Hi all,
I’m just a newbie to PyTorch and struggling for PyTorch distributed training. Currently, I’m trying to implement a GAN like training strategy. The training consists of two stages:
-
Fix task network, train discrinmator, my workflow is as following:
src_data -> T() ->detach()-> D() -> loss(src_pred, src_label)
tgt_data -> T()->detach()->D()->loss(tgt_pred, tgt_label) -
Fix discrinmator, train task network, my workflow is as following:
src_data->T()->supervised_loss
tgt_data->T()->D()->-1*loss(tgt_pred, tgt_label)
The task network T() and discriminator network D() are both wrapped in DDP and they are placed in different process group. The task network is trained with supervised loss with labeled data and finetuned by the adversarial loss with unlabeled data.

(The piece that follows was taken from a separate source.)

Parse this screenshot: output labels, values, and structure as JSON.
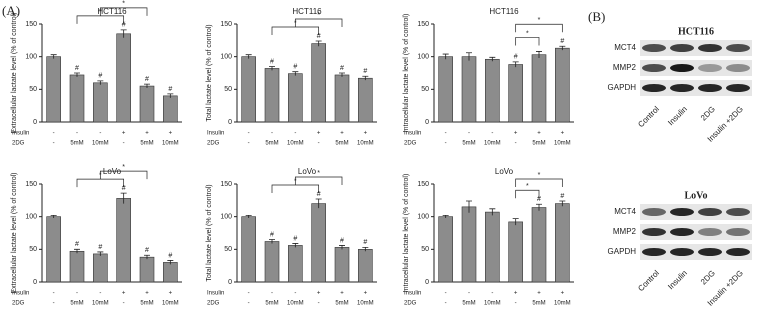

For this setting I have 2 questions:
- Is it the correct way to combine two DDP models? Or do I have to warp them into one single module first and then place them under DDP?
- During training process of task network, I have to fix discriminator’s parameters. Now I just set the requires_grad of all parameters in discrinmator as False and turn them back to True after the loss.backward() is called. Is there anything else to be changed? I found DDP doesn’t allow unused parameters now, but it seems okay to use a module which doesn’t require gradients entirely. Do I do it in a correct way?
I’ll appreciate if there’s somebody could tell me what’s the best practice of implementing multiple models for adversarial training. Thanks in advance!